Riders on the Storm was in part about a hitchhiker from a film Jim and his friends made called HWY (Highway) it is on youtube. Jim also knew he was moving to Paris and the Doors record contract was up and he wanted to write. So the "girl you gotta love you man" is about Pam. The song also was about how people are born into the world alone "like a dog without a bone an actor out on loan". So it has different meanings and has nothing to do at all with "The End". The song started out with Ray Manzerek goofing around playing "Ghost Riders in the Sky", the old country song. They changed the tempo, chords, etc.
There is a video of Ray explaining the song on youtube also.
Thanks for the comment. I, too, am a lifelong Doors fan. I have seen the Ray video explaining Riders, as well as read the books in which Ray and others describe it to the best of their understanding. To this I'll return at the end of this reply.

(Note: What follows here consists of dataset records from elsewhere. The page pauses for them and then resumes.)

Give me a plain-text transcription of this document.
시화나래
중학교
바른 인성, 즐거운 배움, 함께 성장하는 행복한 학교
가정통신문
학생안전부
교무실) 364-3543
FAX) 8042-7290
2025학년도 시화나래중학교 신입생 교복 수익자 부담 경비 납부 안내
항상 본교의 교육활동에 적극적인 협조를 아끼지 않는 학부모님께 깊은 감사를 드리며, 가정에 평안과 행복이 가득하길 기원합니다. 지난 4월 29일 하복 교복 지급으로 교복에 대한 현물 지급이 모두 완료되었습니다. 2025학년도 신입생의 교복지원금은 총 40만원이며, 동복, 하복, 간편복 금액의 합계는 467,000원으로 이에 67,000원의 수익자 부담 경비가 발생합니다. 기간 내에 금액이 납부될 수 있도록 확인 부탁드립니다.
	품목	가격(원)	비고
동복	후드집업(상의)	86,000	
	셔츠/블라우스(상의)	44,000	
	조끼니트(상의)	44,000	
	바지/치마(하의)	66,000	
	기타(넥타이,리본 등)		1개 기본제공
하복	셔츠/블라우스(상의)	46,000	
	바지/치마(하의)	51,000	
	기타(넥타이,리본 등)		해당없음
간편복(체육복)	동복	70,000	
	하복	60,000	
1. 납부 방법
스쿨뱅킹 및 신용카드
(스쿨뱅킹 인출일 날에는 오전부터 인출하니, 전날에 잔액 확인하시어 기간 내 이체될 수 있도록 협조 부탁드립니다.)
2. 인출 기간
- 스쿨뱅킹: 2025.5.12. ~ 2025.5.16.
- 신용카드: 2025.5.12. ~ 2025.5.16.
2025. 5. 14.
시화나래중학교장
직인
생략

To your points first. The End originally began as a song depicting the emotions brought on by the breakup of Jim and his girlfrend Mary Werbelow - from Clearwater, Florida. It depicts his heading west afterward to forge a new life for himself and explores multiple themes and double entendres throughout - mainly likening the end of that relationship to the end of all things, an apocalypse of sorts.
To your second point, the Oedipus analogy. You are correct, in a way. He is visiting ancient Greek themes in these lines, which is also why he "takes a face from the ancient gallery." Masks were worn in ancient Greek plays to depict heroes, gods, and villains - Oedipus himself being a character depicted by actors in a mask. The Killer is becoming Oedipus here. However, while he doesn't specifically say he killed his sister and brother, he doesn't have to. It is completely implied by his title and the scene that is painted - The "Killer" wakes up and visits every room in the house. It would be harder to argue that he didn't kill the entire family based on what is said. It's exactly what is being spelled out - although he does a little more with his mother first. However, it's metaphoric. I'd say it is Jim poetically depitcing himself leaving his family behind in Florida. They were, in a sense, dead to him. He cut them out of his life. He then went on to tell interviewers his family was dead for the next several years, solidifying this notion.

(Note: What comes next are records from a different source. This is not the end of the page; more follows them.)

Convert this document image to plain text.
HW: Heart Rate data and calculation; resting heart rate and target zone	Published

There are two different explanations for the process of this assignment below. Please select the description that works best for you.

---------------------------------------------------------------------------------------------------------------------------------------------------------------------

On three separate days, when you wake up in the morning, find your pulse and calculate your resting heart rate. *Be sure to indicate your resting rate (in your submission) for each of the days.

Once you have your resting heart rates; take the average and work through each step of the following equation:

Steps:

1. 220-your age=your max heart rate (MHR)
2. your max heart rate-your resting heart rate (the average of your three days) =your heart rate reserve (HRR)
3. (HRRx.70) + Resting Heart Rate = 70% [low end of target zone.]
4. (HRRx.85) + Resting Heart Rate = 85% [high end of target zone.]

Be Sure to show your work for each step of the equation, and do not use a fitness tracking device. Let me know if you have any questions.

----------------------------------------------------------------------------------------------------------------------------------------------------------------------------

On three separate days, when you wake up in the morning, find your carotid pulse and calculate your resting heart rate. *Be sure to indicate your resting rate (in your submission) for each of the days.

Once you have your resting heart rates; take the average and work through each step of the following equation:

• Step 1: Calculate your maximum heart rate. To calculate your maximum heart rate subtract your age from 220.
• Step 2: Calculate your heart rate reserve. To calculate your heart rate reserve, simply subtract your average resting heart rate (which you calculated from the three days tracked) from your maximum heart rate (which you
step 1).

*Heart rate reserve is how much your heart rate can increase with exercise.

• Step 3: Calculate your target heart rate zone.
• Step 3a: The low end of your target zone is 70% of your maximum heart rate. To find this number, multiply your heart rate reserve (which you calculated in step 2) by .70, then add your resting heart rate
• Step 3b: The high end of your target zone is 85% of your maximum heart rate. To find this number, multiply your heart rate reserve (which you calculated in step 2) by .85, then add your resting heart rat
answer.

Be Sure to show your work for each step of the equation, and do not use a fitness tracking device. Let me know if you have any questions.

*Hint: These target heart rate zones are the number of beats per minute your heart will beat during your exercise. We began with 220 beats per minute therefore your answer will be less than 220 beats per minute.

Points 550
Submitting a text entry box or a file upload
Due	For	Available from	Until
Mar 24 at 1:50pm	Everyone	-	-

More to the point, though. None of this negates the explanation in the video as it wasn't a dissection of The End. It only touches on what points need to be mentioned from that song in order to explain Riders on the Storm, which parallels themes in the End to a tee and works as a continuation of them. As The End depicts Jim leaving Florida and hitchhiking west to California to start a new life, Riders on the Storm depicts that new life - finding the Girl who extinguishes the Killer inside of Jim's nature. The quotes from Ray Manzarek in the video completely reinforce this theory:
"Jim's lyrics were about HIS LIFE and the things he went through. Riders on the Storm captures the sense of loneliness and searching that was part of HIS JOURNEY."
As Ray explains in the video you referenced, the Killer hitchhiker is an archetype in Jim's own mind of himself:
“He was singing his love to Pam and trying to wipe out IN HIS MIND that killer on the road.”
Hopefully one day soon I can do a deep dive specifically on The End. But I hope for now this helps put into context what was being said in this video on Riders on the Storm. It is a song about Jim and Pam, how he believed she saved him from the dark character in his mind depicted at certain parts of The End.
@@Lyristoric I was more than happy to correct the mistakes in the video. Overall it was well done.
It is a cover song.....
No, it's not. Do you know what a cover song is?
Had a few good tunes but vastly overrated.
Your opinion is vastly overrated, which is ironic given that no one holds it in high regard.
I'm convinced that people who throw around this term are closed-minded imbeciles.